Au niveau national — je travaille justement au bureau national — nous mettons l'accent sur les initiatives liées à la politique et à la réforme du droit, et à cet égard, nous prenons évidemment appui sur les initiatives prises par nos organismes membres. S'agissant du Protocole facultatif se rapportant à la Convention contre la torture, depuis un certain temps, nous travaillons de pair avec Amnistie Internationale et l'Association pour la prévention de la torture à encourager le gouvernement canadien à mettre en oeuvre et à ratifier le Protocole facultatif se rapportant à la Convention des Nations Unies contre la torture et autres peines ou traitements cruels, inhumains ou dégradants.

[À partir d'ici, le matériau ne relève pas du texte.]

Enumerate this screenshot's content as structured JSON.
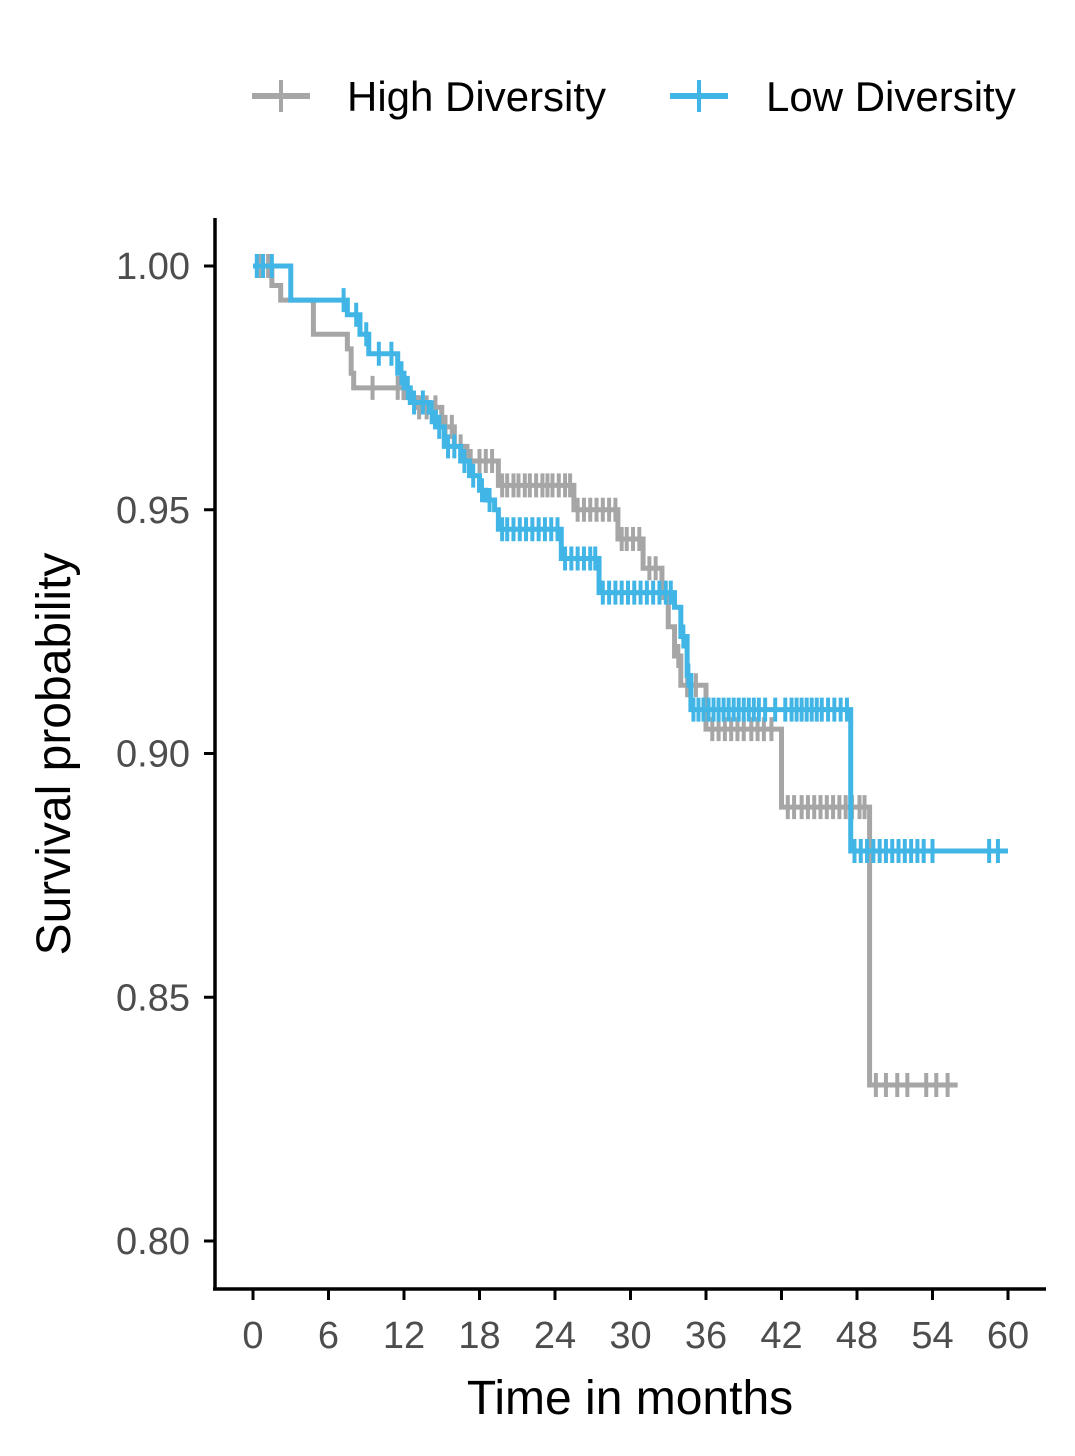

Comme vous l'aurez remarqué dans notre réponse aux quatrième et cinquième rapports soumis par le Canada, le manque important de conformité, par moments, aux protections très importantes et fortement appréciées que renferme notre charte et nos lois sur les droits de la personne suscite énormément de préoccupations, si bien que nous, aussi, nous avons des inquiétudes en ce qui concerne notre conformité aux conventions des Nations Unies.
L'un des éléments sur lesquels nous insistons, par rapport tout particulièrement aux programmes des femmes, est le travail accompli aux Nations Unies, et notamment par la Sous-commission de la promotion et de la protection des droits de l'homme. Mme Florizelle O'Connor a été recrutée pour faire des recherches, et elle a conclu que la situation des femmes détenues dans le monde entier permettait de conclure à la perpétration de violations flagrantes de presque tous les principes reconnus des droits de l'homme.
Le traitement des femmes dans les prisons canadiennes ne constitue certainement pas une exception et, en ce qui concerne les politiques et pratiques fédérales liées aux délinquantes sous responsabilité fédérales, depuis longtemps nous exprimons nos préoccupations au sujet des diverses façons dont ce traitement contrevient aux dispositions de la Convention contre la torture, ce que nous examinons dans notre mémoire.
Je crois savoir qu'il sera prêt bientôt. Étant donné le peu de préavis que nous avons reçu, nous n'avons pas pu le faire traduire en français en prévision de la réunion d'aujourd'hui, mais il va être distribué en français aussi.
L'Assemblée générale des Nations Unies exhorte les États membres à s'attaquer aux problèmes critiques auxquels sont confrontées les femmes détenues dans divers contextes. Certains éminents organismes canadiens ont également publié des rapports sur la situation des femmes détenues qui ont fait de nombreuses recommandations concrètes sur les moyens que le gouvernement fédéral peut prendre et devrait prendre afin d'améliorer le traitement des détenues.
À cet égard, on peut citer l'exemple du rapport de Louise Arbour. Louise Arbour est actuellement Haut-commissaire des Nations Unies aux droits de l'homme. Dans le cadre de sa commission d'enquête sur certains événements survenus à la Prison des femmes de Kingston, elle a cité plusieurs exemples du type de protection qui est nécessaire et des violations qui pourraient plus facilement être repérées grâce à cette convention, ce qui permettrait également de protéger le gouvernement du Canada contre tout risque potentiel.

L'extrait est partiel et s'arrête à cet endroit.